El antídoto a las ideas depresivas de nuestro tiempo es la fe en Aquel que nos ha dicho:
«Yo soy el camino, la verdad y la vida». El
Evangelio nos hace partícipes del secreto del gozo que nos ha traído Cristo y que nos
permite vivir los días de la semana con un corazón preparado para la fiesta.
El gozo es el don de Dios y la Iglesia es la portadora de este don para nuestras culturas
depresivas. «Yo amo a los sacerdotes – confía Julien Green en su Journal - que vienen
del Nuevo Testamento con la Buena Nueva en los ojos». «El gozo, escribía Paul
Claudel, es la primera y la última palabra del Evangelio»7.

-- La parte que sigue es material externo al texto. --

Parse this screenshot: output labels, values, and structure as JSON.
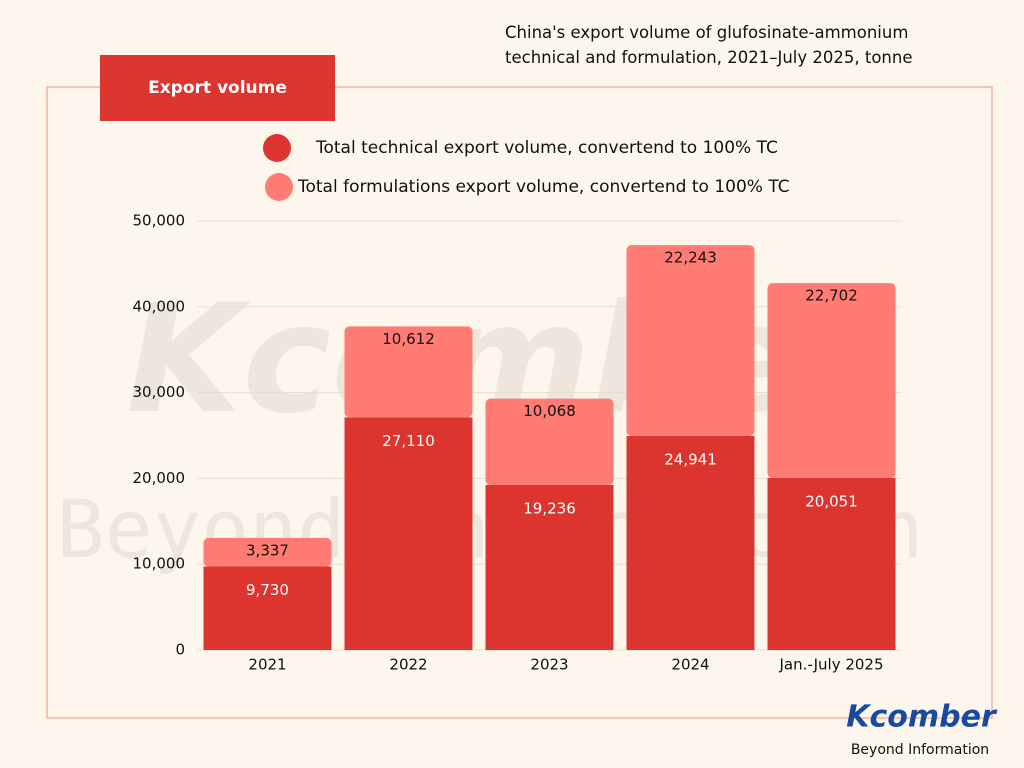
{
  "chart_data": {
    "type": "stacked-bar",
    "title": "China's export volume of glufosinate-ammonium technical and formulation, 2021–July 2025, tonne",
    "subtitle": "Export volume",
    "categories": [
      "2021",
      "2022",
      "2023",
      "2024",
      "Jan.-July 2025"
    ],
    "series": [
      {
        "name": "Total technical export volume, convertend to 100% TC",
        "color": "#dc3530",
        "values": [
          9730,
          27110,
          19236,
          24941,
          20051
        ],
        "value_labels": [
          "9,730",
          "27,110",
          "19,236",
          "24,941",
          "20,051"
        ]
      },
      {
        "name": "Total formulations export volume, convertend to 100% TC",
        "color": "#ff7b74",
        "values": [
          3337,
          10612,
          10068,
          22243,
          22702
        ],
        "value_labels": [
          "3,337",
          "10,612",
          "10,068",
          "22,243",
          "22,702"
        ]
      }
    ],
    "ylim": [
      0,
      50000
    ],
    "yticks": [
      0,
      {
        "value": 10000,
        "label": "10,000"
      },
      {
        "value": 20000,
        "label": "20,000"
      },
      {
        "value": 30000,
        "label": "30,000"
      },
      {
        "value": 40000,
        "label": "40,000"
      },
      {
        "value": 50000,
        "label": "50,000"
      }
    ],
    "grid": true
  },
  "logo": {
    "name": "Kcomber",
    "tagline": "Beyond Information"
  }
}
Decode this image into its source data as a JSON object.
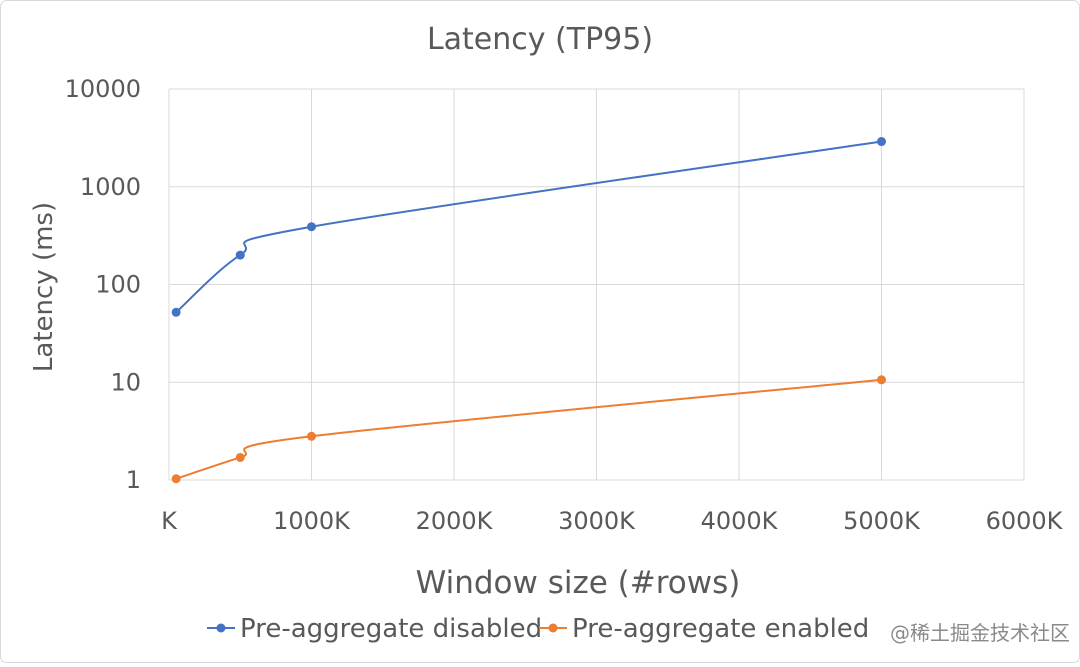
{
  "chart_data": {
    "type": "line",
    "title": "Latency (TP95)",
    "xlabel": "Window size (#rows)",
    "ylabel": "Latency (ms)",
    "x_scale": "linear",
    "y_scale": "log",
    "xlim": [
      0,
      6000
    ],
    "ylim": [
      1,
      10000
    ],
    "x_ticks": [
      {
        "value": 0,
        "label": "K"
      },
      {
        "value": 1000,
        "label": "1000K"
      },
      {
        "value": 2000,
        "label": "2000K"
      },
      {
        "value": 3000,
        "label": "3000K"
      },
      {
        "value": 4000,
        "label": "4000K"
      },
      {
        "value": 5000,
        "label": "5000K"
      },
      {
        "value": 6000,
        "label": "6000K"
      }
    ],
    "y_ticks": [
      {
        "value": 1,
        "label": "1"
      },
      {
        "value": 10,
        "label": "10"
      },
      {
        "value": 100,
        "label": "100"
      },
      {
        "value": 1000,
        "label": "1000"
      },
      {
        "value": 10000,
        "label": "10000"
      }
    ],
    "grid": true,
    "smooth_lines": true,
    "legend_position": "bottom",
    "series": [
      {
        "name": "Pre-aggregate disabled",
        "color": "#4472c4",
        "points": [
          {
            "x": 50,
            "y": 52
          },
          {
            "x": 500,
            "y": 200
          },
          {
            "x": 1000,
            "y": 390
          },
          {
            "x": 5000,
            "y": 2900
          }
        ]
      },
      {
        "name": "Pre-aggregate enabled",
        "color": "#ed7d31",
        "points": [
          {
            "x": 50,
            "y": 1.03
          },
          {
            "x": 500,
            "y": 1.7
          },
          {
            "x": 1000,
            "y": 2.8
          },
          {
            "x": 5000,
            "y": 10.6
          }
        ]
      }
    ]
  },
  "watermark": "@稀土掘金技术社区"
}
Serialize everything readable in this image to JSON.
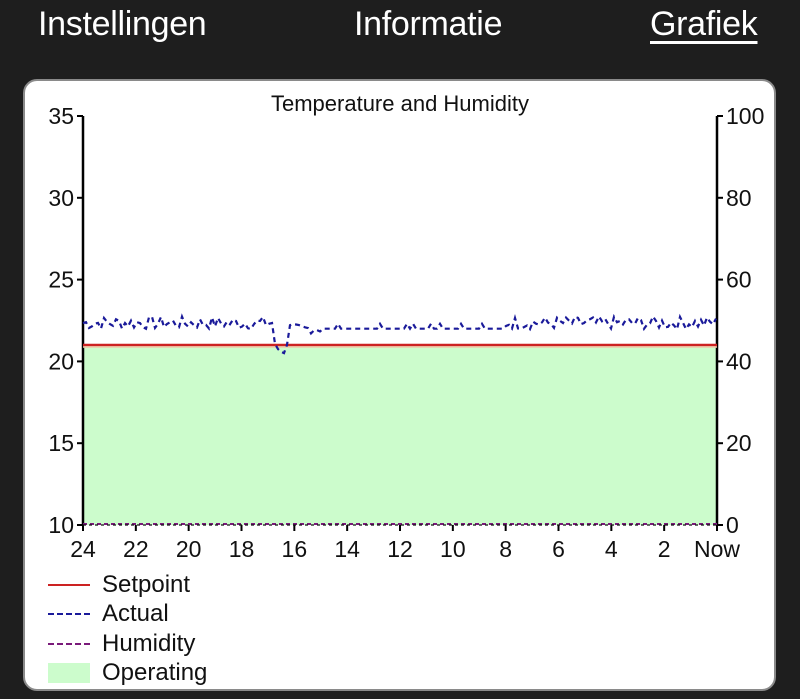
{
  "tabs": [
    {
      "label": "Instellingen",
      "active": false
    },
    {
      "label": "Informatie",
      "active": false
    },
    {
      "label": "Grafiek",
      "active": true
    }
  ],
  "chart": {
    "title": "Temperature and Humidity",
    "left_axis_ticks": [
      "35",
      "30",
      "25",
      "20",
      "15",
      "10"
    ],
    "right_axis_ticks": [
      "100",
      "80",
      "60",
      "40",
      "20",
      "0"
    ],
    "x_axis_ticks": [
      "24",
      "22",
      "20",
      "18",
      "16",
      "14",
      "12",
      "10",
      "8",
      "6",
      "4",
      "2",
      "Now"
    ]
  },
  "legend": {
    "items": [
      {
        "label": "Setpoint",
        "color": "#cc2222",
        "style": "solid"
      },
      {
        "label": "Actual",
        "color": "#1a1a9a",
        "style": "dashed"
      },
      {
        "label": "Humidity",
        "color": "#7a1a7a",
        "style": "dashed"
      },
      {
        "label": "Operating",
        "color": "#ccfccc",
        "style": "fill"
      }
    ]
  },
  "chart_data": {
    "type": "line",
    "title": "Temperature and Humidity",
    "xlabel": "",
    "ylabel": "",
    "x": [
      24,
      22,
      20,
      18,
      16,
      14,
      12,
      10,
      8,
      6,
      4,
      2,
      0
    ],
    "x_tick_labels": [
      "24",
      "22",
      "20",
      "18",
      "16",
      "14",
      "12",
      "10",
      "8",
      "6",
      "4",
      "2",
      "Now"
    ],
    "x_unit": "hours ago",
    "ylim_left": [
      10,
      35
    ],
    "ylim_right": [
      0,
      100
    ],
    "grid": false,
    "legend_position": "bottom-left",
    "series": [
      {
        "name": "Setpoint",
        "axis": "left",
        "style": "solid",
        "color": "#cc2222",
        "values": [
          21,
          21,
          21,
          21,
          21,
          21,
          21,
          21,
          21,
          21,
          21,
          21,
          21
        ]
      },
      {
        "name": "Actual",
        "axis": "left",
        "style": "dashed",
        "color": "#1a1a9a",
        "values": [
          22.2,
          22.2,
          22.3,
          22.4,
          22.0,
          22.0,
          22.0,
          22.1,
          22.2,
          22.2,
          22.3,
          22.3,
          22.0
        ],
        "notes": "noisy around 22-22.8; brief dip to ~20.2 near 16.5h ago; flat ~22.0 from 15h to 8h ago"
      },
      {
        "name": "Humidity",
        "axis": "right",
        "style": "dashed",
        "color": "#7a1a7a",
        "values": [
          0,
          0,
          0,
          0,
          0,
          0,
          0,
          0,
          0,
          0,
          0,
          0,
          0
        ]
      },
      {
        "name": "Operating",
        "axis": "left",
        "style": "area",
        "color": "#ccfccc",
        "values": [
          21,
          21,
          21,
          21,
          21,
          21,
          21,
          21,
          21,
          21,
          21,
          21,
          21
        ]
      }
    ]
  }
}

S.E. Card. PAUL POUPARD Presidente del Pontificio Consejo
para la Cultura Santa Sede
Notas
1 Flammarion, 1993.
2 Pontificio Consejo para la Cultura, Para una pastoral de la cultura, Pentecostés 1999,
n. 2.
3 Pablo VI, Populorum progressio, Pascua 1967, n. 27; cf. Juan Pablo II, Laborem
Exercens, 14 setiembre 1981, n. 4-10.
4 Michel Foucault, Les mots et les choses, Gallimard, 1966.
5 Claude Lévi-Strauss, L’homme nu, Plon, 1971.
6 Viktor Frankl, Le dieu inconscient, Coll. Religion et sciences de l’homme, Edition du
Centurion, 1975, p. 92-93.
7 Cf. Paul Poupard, Le christianisme à l’aube du IIIème millénaire, III, L’avenir est à
l’espérance, Plon-Mame, 1999, p. 248.